C. We are given that the radius is 5 cm. We need to find how fast the surface area is increasing, so we need to differentiate the surface area formula with respect to time. The surface area of a sphere is given by the formula A = 4πr^2. Differentiating this formula with respect to time, we get:
dA/dt = d/dt (4πr^2)
Using the chain rule, we get:
dA/dt = 4π * 2r * (dr/dt)
Substituting the given values of r = 5 cm and dr/dt (which we calculated in part A):
dA/dt = 4π * 2(5) * (dr/dt)
Simplifying:
dA/dt = 40π * (dr/dt)
Substituting dr/dt ≈ 0.0126 cm/s from part B:
dA/dt = 40π * 0.0126
dA/dt ≈ 1.588 cm^2/s
Therefore, the surface area of the balloon is increasing at a rate of approximately 1.588 cm^2/s when the radius is 5 cm.
To solve this problem, we can use the formulas for the volume and surface area of a sphere.
A. The volume of a sphere is given by V = (4/3)πr^3, where r is the radius. We are given that the volume is increasing at a rate of 10 cubic centimeters per second, so we can differentiate the formula with respect to time, t, to find the rate at which the radius is increasing:
dV/dt = (4/3)π * d(r^3)/dt
We can simplify this expression by applying the chain rule:
10 = (4/3)π * 3r^2 * dr/dt
Simplifying further, we get:
dr/dt = 10 / ((4/3)π * 3r^2)
B. To find how fast the radius is increasing when the diameter is 40 cm, we first need to find the radius. The diameter is twice the radius, so if the diameter is 40 cm, the radius is 20 cm.

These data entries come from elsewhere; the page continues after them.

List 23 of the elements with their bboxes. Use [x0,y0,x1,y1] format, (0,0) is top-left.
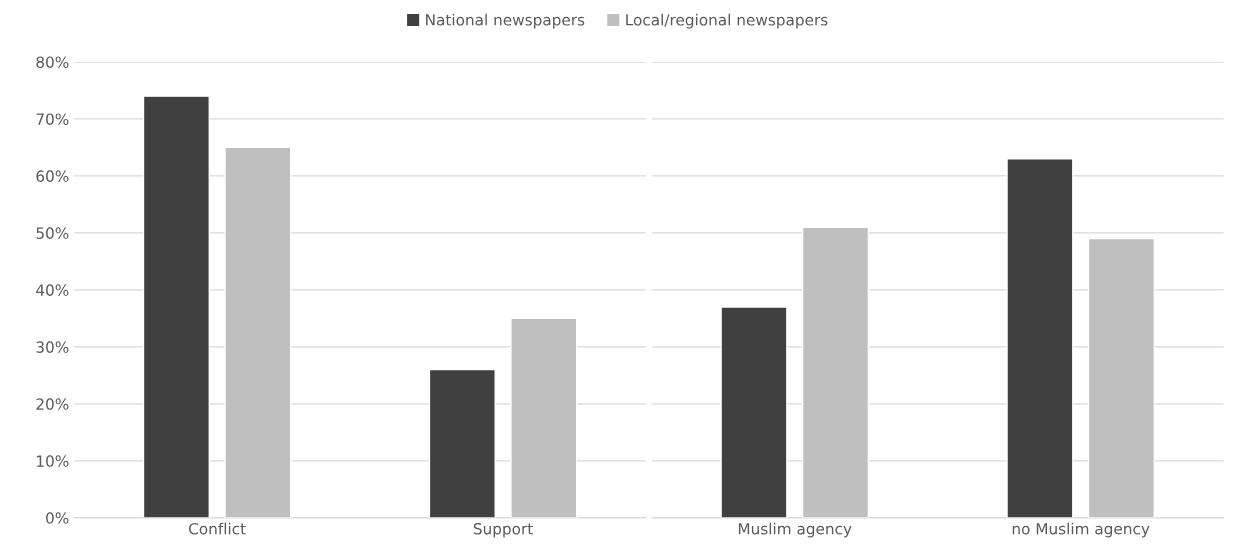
y-tick-label: 50% [36,227,69,239]
y-tick-label: 20% [36,398,69,410]
y-tick-label: 40% [36,284,69,296]
bar [142,95,210,518]
legend-label: Local/regional newspapers [626,13,828,29]
bar [801,226,870,518]
y-tick-label: 10% [37,455,69,467]
bar [224,146,292,518]
y-tick-label: 60% [36,170,69,182]
legend-label: National newspapers [426,13,585,29]
bar [1006,158,1074,518]
y-tick-label: 30% [36,341,69,353]
x-tick-label: no Muslim agency [1012,522,1150,538]
x-tick-label: Support [473,522,533,538]
bar [510,317,578,518]
y-tick-label: 70% [36,113,69,125]
bar [428,368,496,518]
x-tick-label: Conflict [189,522,246,535]
x-tick-label: Muslim agency [738,522,852,538]
bar [720,306,788,518]
y-tick-label: 80% [36,56,69,68]
bar [1087,237,1155,518]
y-tick-label: 0% [46,512,69,524]
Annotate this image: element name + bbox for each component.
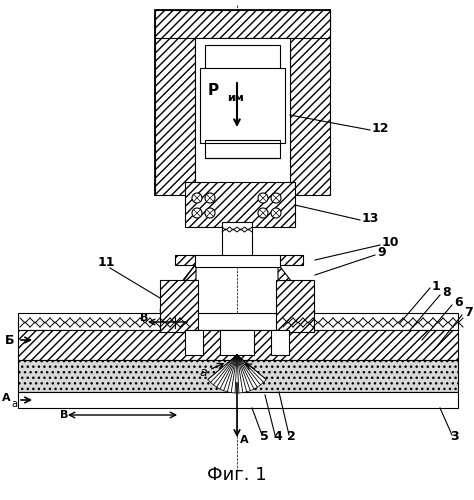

Now we can substitute the value of the radius into the expression we found in part A:
dr/dt = 10 / ((4/3)π * 3(20^2))
Simplifying further, we get:
dr/dt = 10 / (320π)
So the rate at which the radius is increasing when the diameter is 40 cm is 10 / (320π) cubic centimeters per second.
C. To find how fast the surface area of the balloon is increasing when the radius is 5 cm, we need to find the formula for the surface area of a sphere. The surface area is given by A = 4πr^2.
Differentiating the formula with respect to time, we get:
dA/dt = 4π * d(r^2)/dt
Again, applying the chain rule, we get:
dA/dt = 4π * 2r * dr/dt
Substituting the value of the radius, which is 5 cm, we get:
dA/dt = 4π * 2(5) * dr/dt
Simplifying further, we get:
dA/dt = 40π * dr/dt
Since we already know from part A that dr/dt = 10 / ((4/3)π * 3r^2), we can substitute this value into the equation:
dA/dt = 40π * (10 / ((4/3)π * 3(5^2)))
Simplifying further, we get:
dA/dt = 400π / (100π)
Finally, we simplify to get the final answer:
dA/dt = 4 square centimeters per second.